A much more fully elaborated list is possible, but that'll do for starters.
So the challenge presented by Klein's book by the very fact of its refusal to engage with the limitations of Keynesianism directly is how the rest of us should do so. Given that some sort of quasi-social democratic response is likely to emerge if the current crisis deepens sufficiently; and given that we probably will have no choice, under the circumstances, but to support it; and given that we also have no choice but to move forward in ways grounded in our understanding of the serious shortcomings it will inevitably have -- given all of these things, what should we do? Klein's avoidance is no answer, but I'm not sure that radicals have better answers at the moment. In particular, the question of how to relate our resistance to the ways that states (and nations) organize our lives is crucial but seldom dealt with well.
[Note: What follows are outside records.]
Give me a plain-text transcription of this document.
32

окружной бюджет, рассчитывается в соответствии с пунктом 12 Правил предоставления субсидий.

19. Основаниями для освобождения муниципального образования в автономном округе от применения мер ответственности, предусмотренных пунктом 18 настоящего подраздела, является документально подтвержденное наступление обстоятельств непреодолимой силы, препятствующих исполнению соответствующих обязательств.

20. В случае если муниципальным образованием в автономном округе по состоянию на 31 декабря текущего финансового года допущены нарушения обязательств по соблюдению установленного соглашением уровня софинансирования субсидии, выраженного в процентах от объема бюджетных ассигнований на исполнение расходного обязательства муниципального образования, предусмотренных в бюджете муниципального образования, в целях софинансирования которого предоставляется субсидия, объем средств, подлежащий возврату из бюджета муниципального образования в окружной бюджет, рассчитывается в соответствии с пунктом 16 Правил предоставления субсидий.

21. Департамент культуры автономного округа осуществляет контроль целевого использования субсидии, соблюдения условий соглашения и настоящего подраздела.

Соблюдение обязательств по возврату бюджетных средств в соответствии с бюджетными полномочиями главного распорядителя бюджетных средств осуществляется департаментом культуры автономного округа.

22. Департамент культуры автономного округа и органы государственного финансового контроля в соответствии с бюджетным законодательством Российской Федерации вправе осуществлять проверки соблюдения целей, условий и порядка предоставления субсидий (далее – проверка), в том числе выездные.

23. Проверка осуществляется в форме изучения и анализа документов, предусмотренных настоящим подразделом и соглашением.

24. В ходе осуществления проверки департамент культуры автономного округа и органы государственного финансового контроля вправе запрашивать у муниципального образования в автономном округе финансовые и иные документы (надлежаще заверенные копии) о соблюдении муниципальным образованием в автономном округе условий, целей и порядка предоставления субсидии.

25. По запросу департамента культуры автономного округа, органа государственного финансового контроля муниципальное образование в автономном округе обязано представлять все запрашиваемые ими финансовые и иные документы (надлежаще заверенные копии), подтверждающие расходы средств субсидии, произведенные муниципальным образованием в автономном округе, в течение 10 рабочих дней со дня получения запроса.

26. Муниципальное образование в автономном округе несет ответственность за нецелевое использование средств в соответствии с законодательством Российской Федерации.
There is a hint of a way forward in the final chapter of the book. In this chapter, Klein presents examples of what she calls "shock resistance" -- resistance to the use of shocking circumstances to impose neoliberalism. She slips these in as if they were the natural expression of the Keynesianism and "mixed economy" model -- that is, social democracy that is in no way distinguished by her from the actually existing social democracy of the 20th century -- when in fact they are nothing of the sort. They might be compared to some of the places that New Left radicalism pushed corners of social democracy in some European contexts, but I don't know enough about that to say for sure. No, all of her examples are not social democracy, at least in the way that term has been embraced by political parties in the 20th century, but communities taking back (in contradictory, partial, ever-in-process ways) power from both capital and state. The contradiction, if you see it, between her examples and the ideological framework she uses provides a jolt that can unsettle the reified, essential market and reified, essential state that her analysis assumes. She attributes to each certain fundamentalist supporters and posits some middle ground found in a linear way between those poles. But her examples show that it is actually a question of reorganizing our lives in much more fundamental ways -- that there is much, much more possibility than the linear axis she explicitly presents. Of course her examples by necessity relate to existing market relations and state relations, as everything in our current world must, but they are the seeds of ways of living that are held in thrall by neither.